By the early 1990s interest in TQM was beginning to fade. Even it biggest supporters in the US, like Florida Power & Light, eventually “slashed its program because of worker complaints of excessive paperwork”. Other simply felt it failed to live up to expectations for improving business performance or return on investment. Of course, it might also be the simple fact that TQM was harder and needed more time than people expected (or were prepared to give). In fact, Robert E. Cole’s 1998 review of TQM concluded that:
The legacy of the quality movement is more than its detractors allow but less than its zealots proclaimed.
Cole identified a number of organisational learning, leadership and cultural challenges to adopting TQM by American firms that in his opinion affected its immediate impact on business practices, which had serious implications for their compeititve position.
This suddenly sounds very familiar, particularly the discussion about the need for evidence:
Management, of course, demanded hard evidence to support counter-intuitive claims [about the relationship between reduced costs and higher quality]. It is a truism that individuals will infer and take action without evidence when the inferences are consistent with their prior beliefs. When inferences challenge existing beliefs, however, individuals want evidence before taking action. The more problematic the nature of the a claim, the more social actors want standard scientific evidence to support it before they act on it. Face with great uncertainty as to the nature and implementation of the new new quality paradigm, management responded in just this fashion. The evidence, however, was hard to come by. Even when it existed, managers did not know the right questions to ask or where to look for it. Moreover, they often rejected what evidence there was.”
The dangerous outcome was that managers preferred to lean on the practices of companies like themselves who were adopting TQM in ways that fitted existing mental models, rather than learning directly from the source in Japan. Following cultural norms (and I would claim, reductionist thinking practices), they attempted “quality by exhortation” and used one-size fits all check list driven methodologies, such as Crosby.
On reflection many of the tools of TQM are eerily similar to social business design:
nine common TQM practices as cross-functional product design, process management, supplier quality management, customer involvement, information and feedback, committed leadership, strategic planning, cross-functional training, and employee involvement. (from Wikipedia)

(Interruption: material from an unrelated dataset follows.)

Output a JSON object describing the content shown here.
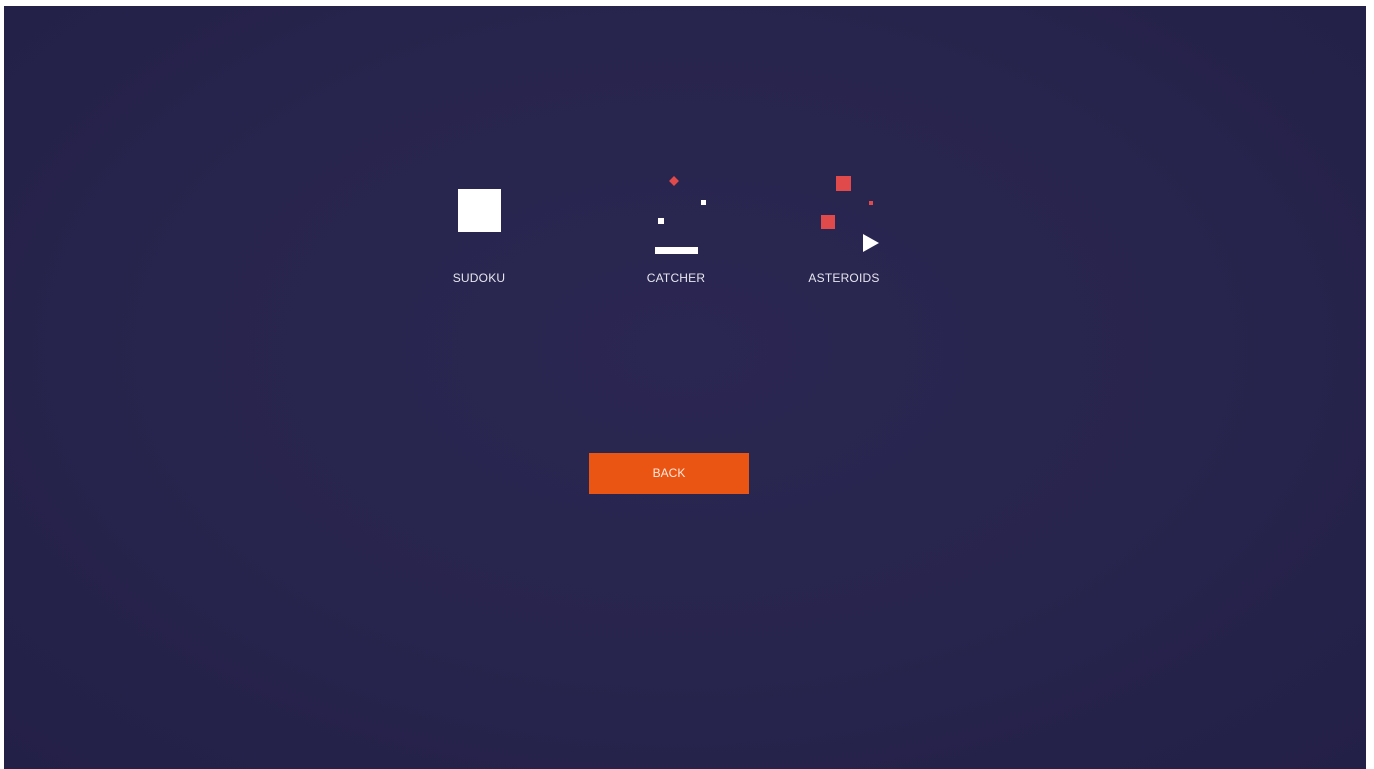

But unlike the 1980s, where American work practices were threatened by the Japanese, the challenge today is about traditional organisational models versus those of the Web. As a result there are still very few companies to learn from, but they do exist and are changing industries in their wake.
So will managers again turn to solutions that really don’t change anything or aren’t given time to have real impact? Based on the history of management, this is quite likely. But if we are lucky, just like TQM, the legacy of the social business design movement will be more than its detractors allow but less than its zealots proclaim.